Sem dúvidas, há mudanças importantes entre o Antigo e o Novo Testamento. Mas nenhuma destas mudanças tem qualquer relação com as promessas de prosperidade que encontramos no Antigo Testamento. O Novo Testamento, além de não abolir as promessas de prosperidade que encontramos lá, confirma-as ainda mais. E isso, de forma alguma, dá apoio ao pregador da prosperidade. O problema da teologia da prosperidade não é que ela vigorava no Antigo Testamento, mas foi abolida com a vinda de Jesus Cristo. O problema é que, de Gênesis a Apocalipse, ela nunca vigorou. Se um pregador nos questiona sobre “as promessas de riqueza” no Antigo Testamento, nossa resposta não deve ser que “as coisas mudaram dramaticamente”. Nossa resposta deve ser uma demonstração o que Antigo Testamento de fato diz. A Bíblia não ensina a teologia da prosperidade, mas ensina a teologia do pacto e, como extensão disso, ensina o conceito de prosperidade pactual.

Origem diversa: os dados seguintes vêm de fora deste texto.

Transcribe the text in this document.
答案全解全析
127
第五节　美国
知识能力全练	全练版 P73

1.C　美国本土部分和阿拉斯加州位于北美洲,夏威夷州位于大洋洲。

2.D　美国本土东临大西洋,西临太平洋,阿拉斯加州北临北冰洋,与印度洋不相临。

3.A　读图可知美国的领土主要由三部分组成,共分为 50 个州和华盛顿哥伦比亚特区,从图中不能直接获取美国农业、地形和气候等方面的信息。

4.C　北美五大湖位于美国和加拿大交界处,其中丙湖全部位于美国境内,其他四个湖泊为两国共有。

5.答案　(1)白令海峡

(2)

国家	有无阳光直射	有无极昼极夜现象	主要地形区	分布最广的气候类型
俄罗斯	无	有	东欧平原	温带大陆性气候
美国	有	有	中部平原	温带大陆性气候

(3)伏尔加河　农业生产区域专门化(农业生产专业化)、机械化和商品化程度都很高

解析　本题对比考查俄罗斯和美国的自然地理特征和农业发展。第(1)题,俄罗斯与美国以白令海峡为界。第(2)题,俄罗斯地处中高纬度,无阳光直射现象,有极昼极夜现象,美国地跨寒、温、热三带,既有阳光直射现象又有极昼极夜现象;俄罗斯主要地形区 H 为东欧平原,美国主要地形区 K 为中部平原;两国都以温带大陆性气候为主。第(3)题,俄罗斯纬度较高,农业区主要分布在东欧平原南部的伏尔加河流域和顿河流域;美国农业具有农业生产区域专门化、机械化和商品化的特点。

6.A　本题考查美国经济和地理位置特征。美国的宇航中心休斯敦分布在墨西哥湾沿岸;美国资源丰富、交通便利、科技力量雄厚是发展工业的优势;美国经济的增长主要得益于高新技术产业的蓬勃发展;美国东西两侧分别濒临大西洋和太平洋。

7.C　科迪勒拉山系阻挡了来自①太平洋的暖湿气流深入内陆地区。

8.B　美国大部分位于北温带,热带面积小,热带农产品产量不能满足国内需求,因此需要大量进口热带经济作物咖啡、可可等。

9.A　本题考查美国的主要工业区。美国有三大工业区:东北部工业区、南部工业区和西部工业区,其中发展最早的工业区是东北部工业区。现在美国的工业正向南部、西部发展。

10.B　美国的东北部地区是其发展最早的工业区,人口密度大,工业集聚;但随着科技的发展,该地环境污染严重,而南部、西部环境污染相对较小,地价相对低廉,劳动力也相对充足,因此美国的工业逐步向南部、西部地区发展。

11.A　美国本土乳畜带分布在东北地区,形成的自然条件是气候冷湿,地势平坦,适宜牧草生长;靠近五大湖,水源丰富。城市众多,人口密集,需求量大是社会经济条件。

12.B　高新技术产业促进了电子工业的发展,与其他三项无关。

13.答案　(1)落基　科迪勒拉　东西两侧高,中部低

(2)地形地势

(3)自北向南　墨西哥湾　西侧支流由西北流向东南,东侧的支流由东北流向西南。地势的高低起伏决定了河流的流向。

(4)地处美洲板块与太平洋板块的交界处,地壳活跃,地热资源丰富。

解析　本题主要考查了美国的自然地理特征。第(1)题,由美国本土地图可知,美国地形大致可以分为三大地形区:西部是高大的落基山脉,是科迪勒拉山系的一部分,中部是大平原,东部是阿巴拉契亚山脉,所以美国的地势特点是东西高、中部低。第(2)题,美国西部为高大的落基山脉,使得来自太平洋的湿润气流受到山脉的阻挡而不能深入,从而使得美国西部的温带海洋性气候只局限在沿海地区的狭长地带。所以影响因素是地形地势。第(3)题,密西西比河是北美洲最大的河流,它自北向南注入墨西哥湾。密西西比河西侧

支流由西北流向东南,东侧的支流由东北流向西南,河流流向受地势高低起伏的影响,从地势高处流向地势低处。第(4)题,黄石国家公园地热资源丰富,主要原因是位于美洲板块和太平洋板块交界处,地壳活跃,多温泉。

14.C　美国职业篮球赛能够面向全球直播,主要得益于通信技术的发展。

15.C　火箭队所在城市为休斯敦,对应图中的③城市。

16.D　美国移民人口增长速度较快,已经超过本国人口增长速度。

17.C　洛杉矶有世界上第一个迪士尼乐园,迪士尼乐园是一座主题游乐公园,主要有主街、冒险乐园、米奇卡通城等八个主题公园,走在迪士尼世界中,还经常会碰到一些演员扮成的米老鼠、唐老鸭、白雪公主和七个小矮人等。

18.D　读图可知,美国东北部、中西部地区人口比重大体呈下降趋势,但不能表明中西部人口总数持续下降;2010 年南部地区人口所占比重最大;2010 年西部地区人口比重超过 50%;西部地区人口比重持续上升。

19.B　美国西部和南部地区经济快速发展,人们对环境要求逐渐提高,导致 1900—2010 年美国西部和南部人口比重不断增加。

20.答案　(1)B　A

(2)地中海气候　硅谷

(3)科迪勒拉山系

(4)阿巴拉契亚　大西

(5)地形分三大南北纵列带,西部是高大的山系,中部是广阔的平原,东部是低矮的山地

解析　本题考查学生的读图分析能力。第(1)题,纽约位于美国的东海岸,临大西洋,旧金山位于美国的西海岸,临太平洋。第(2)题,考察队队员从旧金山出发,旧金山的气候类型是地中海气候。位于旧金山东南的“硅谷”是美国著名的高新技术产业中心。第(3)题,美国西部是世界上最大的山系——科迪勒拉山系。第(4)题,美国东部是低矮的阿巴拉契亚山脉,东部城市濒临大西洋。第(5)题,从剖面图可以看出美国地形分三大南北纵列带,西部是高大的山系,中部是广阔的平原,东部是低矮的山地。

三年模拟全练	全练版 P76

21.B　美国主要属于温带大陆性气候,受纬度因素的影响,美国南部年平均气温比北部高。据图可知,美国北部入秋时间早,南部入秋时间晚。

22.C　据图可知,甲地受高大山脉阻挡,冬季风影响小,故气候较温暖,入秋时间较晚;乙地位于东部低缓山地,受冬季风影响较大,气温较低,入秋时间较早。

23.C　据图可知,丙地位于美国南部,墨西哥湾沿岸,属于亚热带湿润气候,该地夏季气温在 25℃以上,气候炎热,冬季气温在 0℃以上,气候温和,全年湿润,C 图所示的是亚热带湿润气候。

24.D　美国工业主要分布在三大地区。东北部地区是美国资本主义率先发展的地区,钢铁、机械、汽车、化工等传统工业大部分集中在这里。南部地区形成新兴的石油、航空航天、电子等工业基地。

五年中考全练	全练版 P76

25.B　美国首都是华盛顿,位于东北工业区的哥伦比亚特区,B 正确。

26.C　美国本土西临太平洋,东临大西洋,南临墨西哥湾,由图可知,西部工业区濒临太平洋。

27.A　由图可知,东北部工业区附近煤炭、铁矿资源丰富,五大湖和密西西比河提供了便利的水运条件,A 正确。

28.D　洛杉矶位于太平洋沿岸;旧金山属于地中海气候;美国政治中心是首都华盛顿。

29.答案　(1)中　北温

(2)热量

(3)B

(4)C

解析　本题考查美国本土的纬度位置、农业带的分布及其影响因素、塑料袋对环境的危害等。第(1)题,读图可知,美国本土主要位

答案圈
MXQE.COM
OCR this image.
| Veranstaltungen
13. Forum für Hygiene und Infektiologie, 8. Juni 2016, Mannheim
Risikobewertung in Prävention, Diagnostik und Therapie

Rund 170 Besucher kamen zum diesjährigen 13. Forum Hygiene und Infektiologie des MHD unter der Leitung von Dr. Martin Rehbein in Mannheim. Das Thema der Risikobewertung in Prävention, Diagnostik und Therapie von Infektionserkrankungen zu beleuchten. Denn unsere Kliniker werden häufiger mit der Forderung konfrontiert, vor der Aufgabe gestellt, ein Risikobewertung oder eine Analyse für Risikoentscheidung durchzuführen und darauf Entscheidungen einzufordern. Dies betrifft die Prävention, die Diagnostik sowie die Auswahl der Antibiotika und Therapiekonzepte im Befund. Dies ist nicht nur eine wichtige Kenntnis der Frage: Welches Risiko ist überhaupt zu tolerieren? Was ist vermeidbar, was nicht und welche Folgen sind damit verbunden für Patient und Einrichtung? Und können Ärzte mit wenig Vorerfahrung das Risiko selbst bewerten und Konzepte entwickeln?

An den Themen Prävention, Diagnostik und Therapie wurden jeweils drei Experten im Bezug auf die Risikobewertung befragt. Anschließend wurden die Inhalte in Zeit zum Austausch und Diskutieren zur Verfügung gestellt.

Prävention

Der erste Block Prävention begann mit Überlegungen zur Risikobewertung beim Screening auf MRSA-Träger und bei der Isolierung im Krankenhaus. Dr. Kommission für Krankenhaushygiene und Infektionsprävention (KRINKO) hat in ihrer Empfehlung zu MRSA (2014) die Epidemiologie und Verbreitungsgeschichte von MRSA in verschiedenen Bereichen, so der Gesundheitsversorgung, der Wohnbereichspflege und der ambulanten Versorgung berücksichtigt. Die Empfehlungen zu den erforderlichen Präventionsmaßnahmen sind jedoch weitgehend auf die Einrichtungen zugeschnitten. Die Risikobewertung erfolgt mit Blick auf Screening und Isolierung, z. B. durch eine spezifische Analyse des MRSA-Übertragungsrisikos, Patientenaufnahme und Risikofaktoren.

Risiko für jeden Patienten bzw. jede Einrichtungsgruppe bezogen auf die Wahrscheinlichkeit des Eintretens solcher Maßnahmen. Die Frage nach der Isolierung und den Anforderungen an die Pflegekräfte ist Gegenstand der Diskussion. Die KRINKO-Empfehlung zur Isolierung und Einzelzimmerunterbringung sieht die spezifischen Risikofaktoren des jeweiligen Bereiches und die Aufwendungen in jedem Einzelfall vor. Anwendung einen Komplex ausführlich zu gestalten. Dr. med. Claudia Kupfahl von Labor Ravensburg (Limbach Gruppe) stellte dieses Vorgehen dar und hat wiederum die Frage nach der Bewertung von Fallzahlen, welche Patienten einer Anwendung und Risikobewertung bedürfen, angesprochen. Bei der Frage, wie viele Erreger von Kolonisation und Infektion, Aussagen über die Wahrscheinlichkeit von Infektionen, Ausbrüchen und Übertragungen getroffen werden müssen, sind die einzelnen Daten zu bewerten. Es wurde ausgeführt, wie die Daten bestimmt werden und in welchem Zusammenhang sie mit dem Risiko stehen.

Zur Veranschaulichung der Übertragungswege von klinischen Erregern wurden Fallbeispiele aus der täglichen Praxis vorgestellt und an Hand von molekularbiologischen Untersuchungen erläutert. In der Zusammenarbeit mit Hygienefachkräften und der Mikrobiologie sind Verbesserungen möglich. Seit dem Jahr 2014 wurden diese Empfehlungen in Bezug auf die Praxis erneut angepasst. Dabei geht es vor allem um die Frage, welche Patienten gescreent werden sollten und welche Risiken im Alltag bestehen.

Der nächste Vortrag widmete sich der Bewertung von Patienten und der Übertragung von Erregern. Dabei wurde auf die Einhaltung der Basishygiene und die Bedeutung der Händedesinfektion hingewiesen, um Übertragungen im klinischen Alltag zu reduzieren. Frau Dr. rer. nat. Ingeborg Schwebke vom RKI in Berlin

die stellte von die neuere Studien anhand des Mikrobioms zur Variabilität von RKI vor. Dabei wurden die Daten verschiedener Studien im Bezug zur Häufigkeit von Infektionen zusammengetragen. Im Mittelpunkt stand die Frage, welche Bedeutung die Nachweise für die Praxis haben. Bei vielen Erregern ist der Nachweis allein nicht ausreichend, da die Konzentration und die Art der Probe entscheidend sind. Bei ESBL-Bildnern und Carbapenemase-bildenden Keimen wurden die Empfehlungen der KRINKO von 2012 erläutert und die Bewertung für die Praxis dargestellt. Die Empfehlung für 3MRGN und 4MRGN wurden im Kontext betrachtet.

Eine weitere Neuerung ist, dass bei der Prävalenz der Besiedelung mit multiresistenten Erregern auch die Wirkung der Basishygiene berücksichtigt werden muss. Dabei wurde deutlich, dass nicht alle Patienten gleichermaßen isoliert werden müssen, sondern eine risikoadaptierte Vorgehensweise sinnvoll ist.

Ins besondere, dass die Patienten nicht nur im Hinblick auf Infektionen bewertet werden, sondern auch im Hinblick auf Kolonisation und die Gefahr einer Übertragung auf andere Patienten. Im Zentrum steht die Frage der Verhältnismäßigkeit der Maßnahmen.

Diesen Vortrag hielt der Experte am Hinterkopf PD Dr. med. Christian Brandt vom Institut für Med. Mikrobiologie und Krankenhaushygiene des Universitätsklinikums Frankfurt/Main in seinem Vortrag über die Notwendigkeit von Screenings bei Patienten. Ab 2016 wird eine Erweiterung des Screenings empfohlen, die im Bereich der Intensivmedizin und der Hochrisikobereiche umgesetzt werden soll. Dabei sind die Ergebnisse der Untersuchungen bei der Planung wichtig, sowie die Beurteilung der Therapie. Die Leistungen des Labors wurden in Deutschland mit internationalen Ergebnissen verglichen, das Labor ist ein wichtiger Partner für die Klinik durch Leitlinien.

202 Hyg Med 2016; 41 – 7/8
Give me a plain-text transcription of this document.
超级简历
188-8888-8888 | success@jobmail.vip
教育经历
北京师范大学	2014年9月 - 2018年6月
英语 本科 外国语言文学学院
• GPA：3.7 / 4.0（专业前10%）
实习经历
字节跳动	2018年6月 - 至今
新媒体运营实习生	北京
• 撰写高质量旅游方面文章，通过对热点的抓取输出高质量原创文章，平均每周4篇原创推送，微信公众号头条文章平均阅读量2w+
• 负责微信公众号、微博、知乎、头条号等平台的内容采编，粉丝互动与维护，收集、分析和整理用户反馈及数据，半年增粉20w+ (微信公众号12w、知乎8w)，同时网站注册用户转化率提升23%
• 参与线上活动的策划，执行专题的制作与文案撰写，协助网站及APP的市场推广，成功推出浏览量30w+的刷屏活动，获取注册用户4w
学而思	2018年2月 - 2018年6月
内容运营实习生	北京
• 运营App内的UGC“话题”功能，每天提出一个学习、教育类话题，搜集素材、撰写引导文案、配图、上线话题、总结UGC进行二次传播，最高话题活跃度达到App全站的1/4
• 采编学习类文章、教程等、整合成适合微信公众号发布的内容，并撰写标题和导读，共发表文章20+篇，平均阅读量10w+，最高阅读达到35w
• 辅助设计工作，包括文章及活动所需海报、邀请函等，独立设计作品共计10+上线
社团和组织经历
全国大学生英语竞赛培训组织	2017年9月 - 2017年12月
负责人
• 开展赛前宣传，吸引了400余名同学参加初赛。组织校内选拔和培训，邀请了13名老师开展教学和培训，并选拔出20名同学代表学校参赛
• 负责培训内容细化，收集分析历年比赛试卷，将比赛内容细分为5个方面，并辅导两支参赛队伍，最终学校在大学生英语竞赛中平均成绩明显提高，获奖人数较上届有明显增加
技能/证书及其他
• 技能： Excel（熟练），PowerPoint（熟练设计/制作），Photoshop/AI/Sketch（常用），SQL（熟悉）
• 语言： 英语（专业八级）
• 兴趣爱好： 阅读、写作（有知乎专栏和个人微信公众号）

Deuteronômio 28 explica isso com clareza:

“Se ouvires atentamente a voz do Senhor teu Deus, tendo cuidado de guardar todos os seus mandamentos que eu hoje te ordeno, o Senhor teu Deus te exaltará sobre todas as nações da terra; e todas estas bênçãos virão sobre ti e te alcançarão, se ouvires a voz do Senhor teu Deus”. (Deuteronômio 28.1-2)

As bençãos eram:

1) Teriam paz, segurança e prosperidade onde quer que estivessem seja no campo ou na cidade. (v. 3)
2) Suas famílias seriam numerosas e prósperas. (v. 4,11)
3) Seus animais seriam férteis e vigorosos. (v. 4, 11)
4) Suas plantações seriam abençoadas (v. 4,11)
5) Seriam uma potência militar, incapazes de serem vencidos na guerra. (v.7)
6) Seriam bem sucedidos em tudo que se dedicassem a fazer. (v. 8)
7) Seriam respeitados internacionalmente. (v.10)
8) Teriam estabilidade climática, não havendo secas. (v. 12)
9) Seriam uma potência econômica internacional. (v. 12)

Para manter a si mesma nesta posição e continuar sendo beneficiado por Deus, Israel deveria se manter obediente a Lei de Deus. As bênçãos de Israel eram condicionadas a obediência a Deus. Deus prometeu paz, prosperidade e desenvolvimento cultural a Israel caso permanecessem fiéis a Ele. Ao mesmo tempo, Deus prometeu ruína nestas mesmas coisas caso Israel não se mantivesse fiel:

“Se, porém, não ouvires a voz do Senhor teu Deus, se não cuidares em cumprir todos os seus mandamentos e os seus estatutos, que eu hoje te ordeno, virão sobre ti todas estas maldições, e te alcançarão…” (Deuteronômio 28.15)

As maldições eram:

1) Seriam fracassados onde quer que estivessem, seja na cidade ou no campo. (v. 16)
2) Alto índice de esterilidade entre as mulheres e famílias amaldiçoadas (v. 18)
3) Seriam fracassados nas plantações e na criação de animais. Suas plantações seriam atacadas por pestes. (v. 18, 21,38-40, 42)
4) Seriam fracassados em tudo o que se dedicassem a fazer. (v. 20)
5) Se multiplicariam enfermidades como tísica, úlceras, tumores malignos, sarnas, loucura e cegueira. (v. 22, 27-28, 35, 59)
6) Haveria secas. (v. 23,24)
7) Seriam militarmente fracassados e dominados por tiranos. (v. 25, 26, 32-34, 36, 41, 48-57)
8) Seriam internacionalmente envergonhados. (v. 37)
9) Seriam fracassados economicamente. (v. 44)
10) Seriam expatriados. (v.64)
11) Se tornariam idolatras. (v. 64)

Isso se aplicava somente a nação de Israel? A Lei deixou claro que o mesmo princípio se aplicava também as demais nações:

Guardareis, pois, todos os meus estatutos e todos os meus preceitos, e os cumprireis; a fim de que a terra, para a qual eu vos levo, para nela morardes, não vos vomite. E não andareis nos costumes dos povos que eu expulso de diante de vós; porque eles fizeram todas estas coisas, e eu os abominei. Mas a vós vos tenho dito: Herdareis a sua terra, e eu vo-la darei para a possuirdes, terra que mana leite e mel”. (Levítico 20.22-24)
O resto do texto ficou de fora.